# Find height of liquid inside spherical container as it is being filled

• Sep 14th 2010, 03:13 PM
surfertmex
Find height of liquid inside spherical container as it is being filled
Here is the problem:

"A spherical container with a radius of 15cm is being filled at a constant rate of 250╥ ml/sec. What is the height of the liquid from the bottom of the container after 4.5 seconds?"

I think you need to use disk integration to solve this one, but I am not sure. I could be over thinking this one.

Also, is it possible to derive an equation representing the height of the liquid as it is being filled vs time?
• Sep 15th 2010, 03:45 AM
HallsofIvy
Yes, treating the sphere as a "solid of revolution" and using the disk method to find the volume is probably the best way to do this.

First start by setting up a coordinate system.
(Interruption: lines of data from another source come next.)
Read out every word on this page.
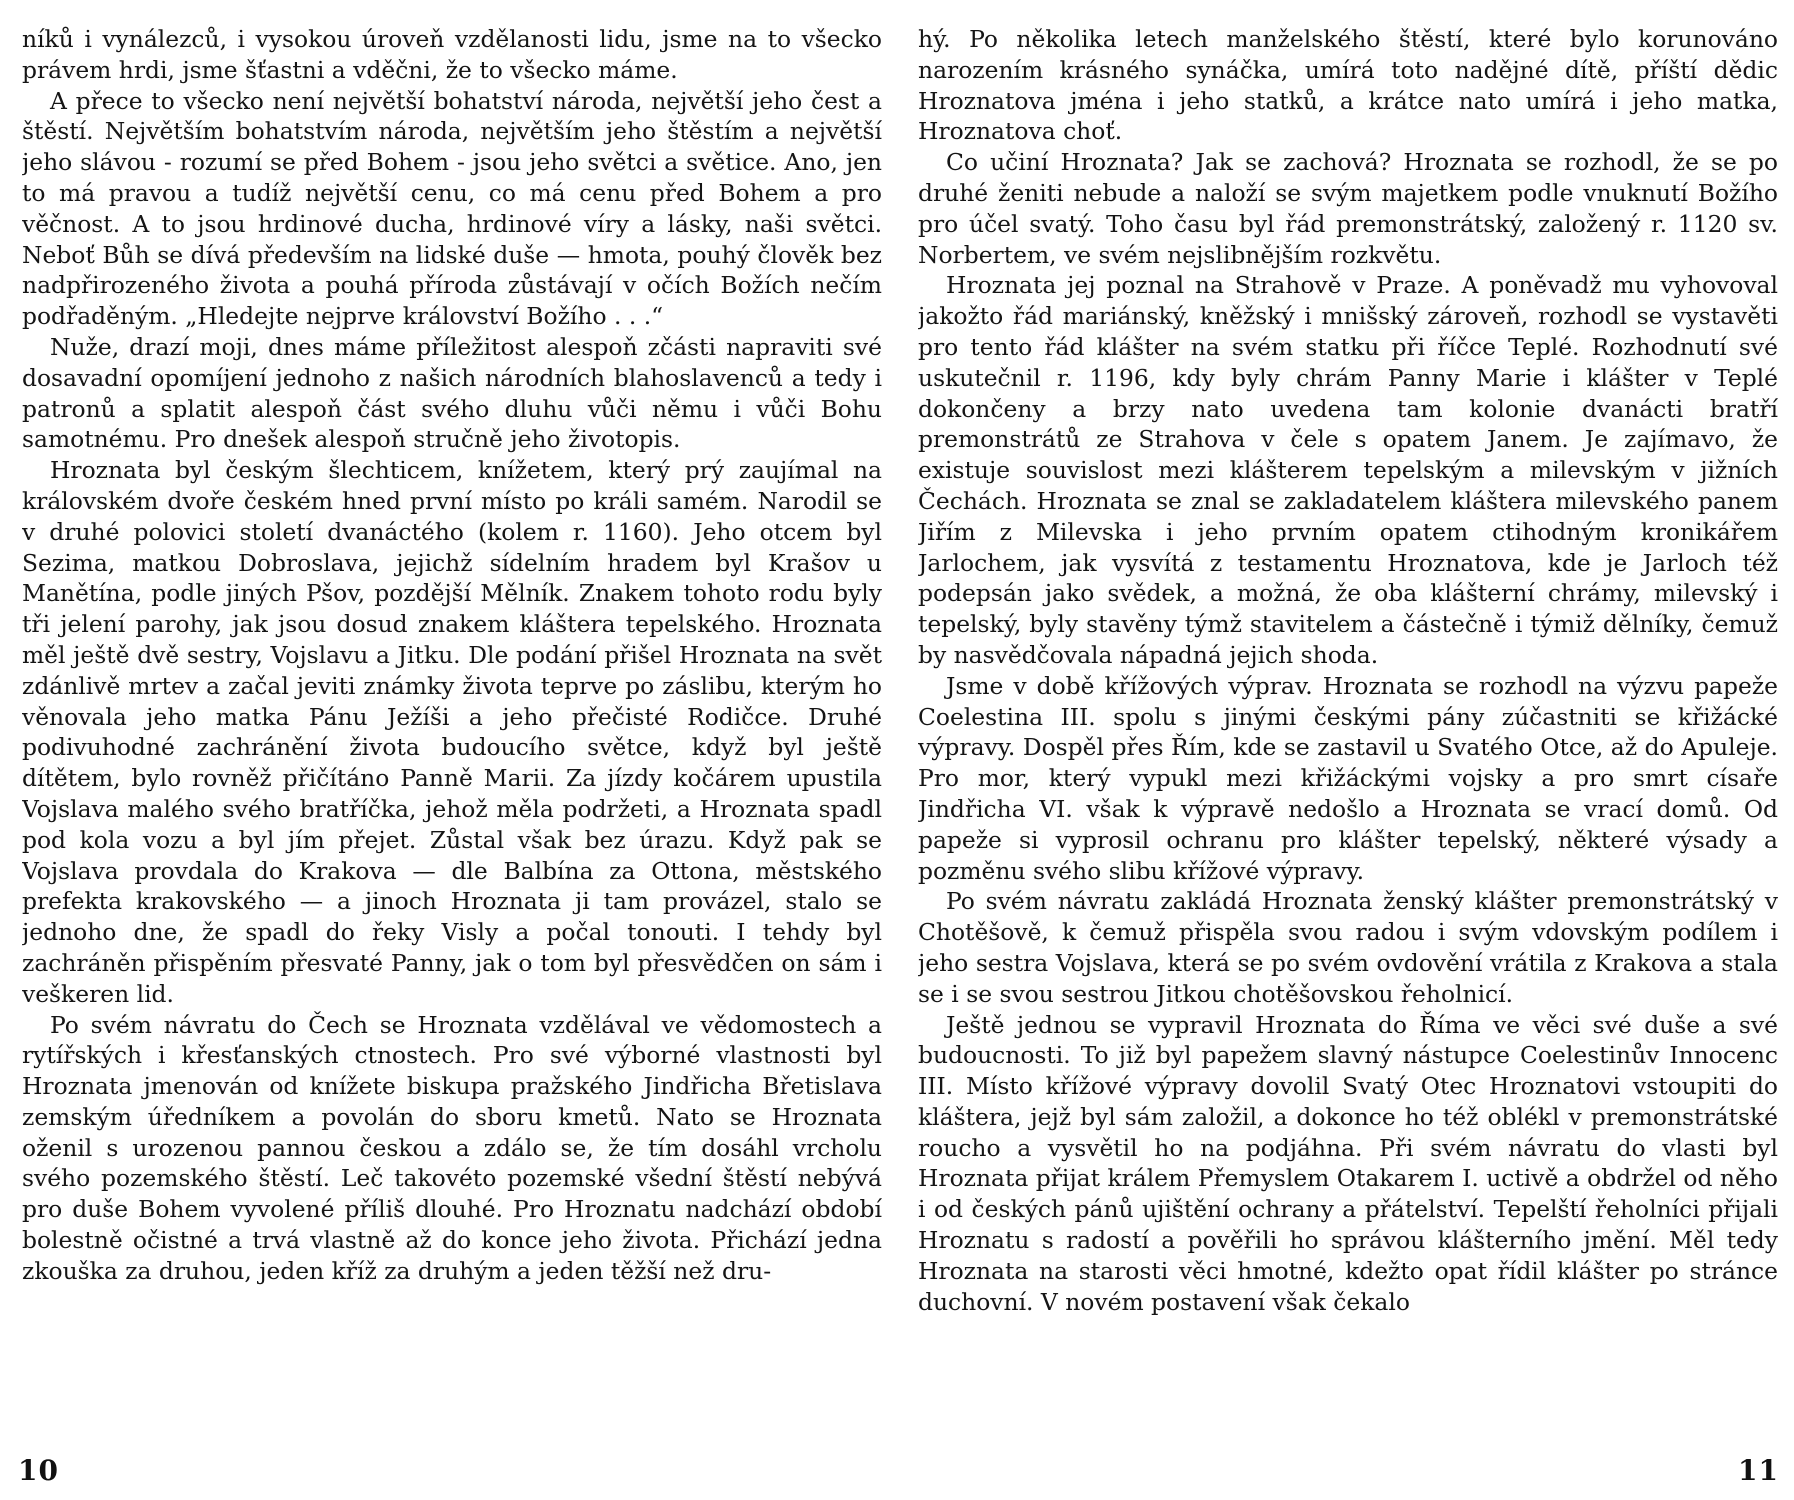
níků i vynálezců, i vysokou úroveň vzdělanosti lidu, jsme na to všecko právem hrdi, jsme šťastni a vděčni, že to všecko máme.

A přece to všecko není největší bohatství národa, největší jeho čest a štěstí. Největším bohatstvím národa, největším jeho štěstím a největší jeho slávou - rozumí se před Bohem - jsou jeho světci a světice. Ano, jen to má pravou a tudíž největší cenu, co má cenu před Bohem a pro věčnost. A to jsou hrdinové ducha, hrdinové víry a lásky, naši světci. Neboť Bůh se dívá především na lidské duše — hmota, pouhý člověk bez nadpřirozeného života a pouhá příroda zůstávají v očích Božích nečím podřaděným. „Hledejte nejprve království Božího . . .“

Nuže, drazí moji, dnes máme příležitost alespoň zčásti napraviti své dosavadní opomíjení jednoho z našich národních blahoslavenců a tedy i patronů a splatit alespoň část svého dluhu vůči němu i vůči Bohu samotnému. Pro dnešek alespoň stručně jeho životopis.

Hroznata byl českým šlechticem, knížetem, který prý zaujímal na královském dvoře českém hned první místo po králi samém. Narodil se v druhé polovici století dvanáctého (kolem r. 1160). Jeho otcem byl Sezima, matkou Dobroslava, jejichž sídelním hradem byl Krašov u Manětína, podle jiných Pšov, pozdější Mělník. Znakem tohoto rodu byly tři jelení parohy, jak jsou dosud znakem kláštera tepelského. Hroznata měl ještě dvě sestry, Vojslavu a Jitku. Dle podání přišel Hroznata na svět zdánlivě mrtev a začal jeviti známky života teprve po záslibu, kterým ho věnovala jeho matka Pánu Ježíši a jeho přečisté Rodičce. Druhé podivuhodné zachránění života budoucího světce, když byl ještě dítětem, bylo rovněž přičítáno Panně Marii. Za jízdy kočárem upustila Vojslava malého svého bratříčka, jehož měla podržeti, a Hroznata spadl pod kola vozu a byl jím přejet. Zůstal však bez úrazu. Když pak se Vojslava provdala do Krakova — dle Balbína za Ottona, městského prefekta krakovského — a jinoch Hroznata ji tam provázel, stalo se jednoho dne, že spadl do řeky Visly a počal tonouti. I tehdy byl zachráněn přispěním přesvaté Panny, jak o tom byl přesvědčen on sám i veškeren lid.

Po svém návratu do Čech se Hroznata vzdělával ve vědomostech a rytířských i křesťanských ctnostech. Pro své výborné vlastnosti byl Hroznata jmenován od knížete biskupa pražského Jindřicha Břetislava zemským úředníkem a povolán do sboru kmetů. Nato se Hroznata oženil s urozenou pannou českou a zdálo se, že tím dosáhl vrcholu svého pozemského štěstí. Leč takovéto pozemské všední štěstí nebývá pro duše Bohem vyvolené příliš dlouhé. Pro Hroznatu nadchází období bolestně očistné a trvá vlastně až do konce jeho života. Přichází jedna zkouška za druhou, jeden kříž za druhým a jeden těžší než dru-

hý. Po několika letech manželského štěstí, které bylo korunováno narozením krásného synáčka, umírá toto nadějné dítě, příští dědic Hroznatova jména i jeho statků, a krátce nato umírá i jeho matka, Hroznatova choť.

Co učiní Hroznata? Jak se zachová? Hroznata se rozhodl, že se po druhé ženiti nebude a naloží se svým majetkem podle vnuknutí Božího pro účel svatý. Toho času byl řád premonstrátský, založený r. 1120 sv. Norbertem, ve svém nejslibnějším rozkvětu.

Hroznata jej poznal na Strahově v Praze. A poněvadž mu vyhovoval jakožto řád mariánský, kněžský i mnišský zároveň, rozhodl se vystavěti pro tento řád klášter na svém statku při říčce Teplé. Rozhodnutí své uskutečnil r. 1196, kdy byly chrám Panny Marie i klášter v Teplé dokončeny a brzy nato uvedena tam kolonie dvanácti bratří premonstrátů ze Strahova v čele s opatem Janem. Je zajímavo, že existuje souvislost mezi klášterem tepelským a milevským v jižních Čechách. Hroznata se znal se zakladatelem kláštera milevského panem Jiřím z Milevska i jeho prvním opatem ctihodným kronikářem Jarlochem, jak vysvítá z testamentu Hroznatova, kde je Jarloch též podepsán jako svědek, a možná, že oba klášterní chrámy, milevský i tepelský, byly stavěny týmž stavitelem a částečně i týmiž dělníky, čemuž by nasvědčovala nápadná jejich shoda.

Jsme v době křížových výprav. Hroznata se rozhodl na výzvu papeže Coelestina III. spolu s jinými českými pány zúčastniti se křižácké výpravy. Dospěl přes Řím, kde se zastavil u Svatého Otce, až do Apuleje. Pro mor, který vypukl mezi křižáckými vojsky a pro smrt císaře Jindřicha VI. však k výpravě nedošlo a Hroznata se vrací domů. Od papeže si vyprosil ochranu pro klášter tepelský, některé výsady a pozměnu svého slibu křížové výpravy.

Po svém návratu zakládá Hroznata ženský klášter premonstrátský v Chotěšově, k čemuž přispěla svou radou i svým vdovským podílem i jeho sestra Vojslava, která se po svém ovdovění vrátila z Krakova a stala se i se svou sestrou Jitkou chotěšovskou řeholnicí.

Ještě jednou se vypravil Hroznata do Říma ve věci své duše a své budoucnosti. To již byl papežem slavný nástupce Coelestinův Innocenc III. Místo křížové výpravy dovolil Svatý Otec Hroznatovi vstoupiti do kláštera, jejž byl sám založil, a dokonce ho též oblékl v premonstrátské roucho a vysvětil ho na podjáhna. Při svém návratu do vlasti byl Hroznata přijat králem Přemyslem Otakarem I. uctivě a obdržel od něho i od českých pánů ujištění ochrany a přátelství. Tepelští řeholníci přijali Hroznatu s radostí a pověřili ho správou klášterního jmění. Měl tedy Hroznata na starosti věci hmotné, kdežto opat řídil klášter po stránce duchovní. V novém postavení však čekalo

10	11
You could do this by setting the origin at the center of the sphere but I suspect it will be a little simpler to think about if we set the origin at the bottom of the sphere so that the "height of the liquid" is its z coordinate.. Then the center will be at (0, 0, 15). Looked at from the side, the sphere appears to be a circle, in the xz- plane, with center at (0, 15). Its equation is $\displaystyle x^2+ (z- 15)^2= 15^2= 225$. Each "disk" at a given z, seen from the side as here, appears to be a line segment from -x to + x where $\displaystyle x= \sqrt{225- (z- 15)^2$ from the equation of the circle. Rotated around the z-axis, the disk has area $\displaystyle \pi r^2= \pi (225- (z- 15)^2)$. The volume from z= 0 to z= h is given by $\displaystyle \pi\int_0^h (225- (z- 15)^2)dz$.

Find the volume of water poured in at $\displaystyle 250\pi ml/sec$ for 4.5 seconds, set that integral equal to it and solve for h.
• Sep 15th 2010, 04:27 AM
MathoMan
Quote:

Originally Posted by surfertmex
Here is the problem:

"A spherical container with a radius of 15cm is being filled at a constant rate of 250╥ ml/sec. What is the height of the liquid from the bottom of the container after 4.5 seconds?"

I think you need to use disk integration to solve this one, but I am not sure. I could be over thinking this one.

Also, is it possible to derive an equation representing the height of the liquid as it is being filled vs time?

Liquid inside the sphere would form a spherical cap and the volume of that cap $\displaystyle V_{cap}$ is the volume of the liquid $\displaystyle V_{liquid}$ inside the sphere. Then obviously the height $\displaystyle h$ of the spherical cap is the height of the liquid inside the sphere. Volume of the liquid can be calculated using the information given, and volume of the spherical cap can be calculated using the formula $\displaystyle V_{cap}=\frac{h^2 \cdot Pi}{3}(3R-h)$, where $\displaystyle R$ is the radius and $\displaystyle h$ is the height of the spherical cap. Forming the equation $\displaystyle V_{cap}=V_{liquid}$ makes it possible to find the height $\displaystyle h$.

Easy as $\displaystyle \pi$ and no integration whatsoever.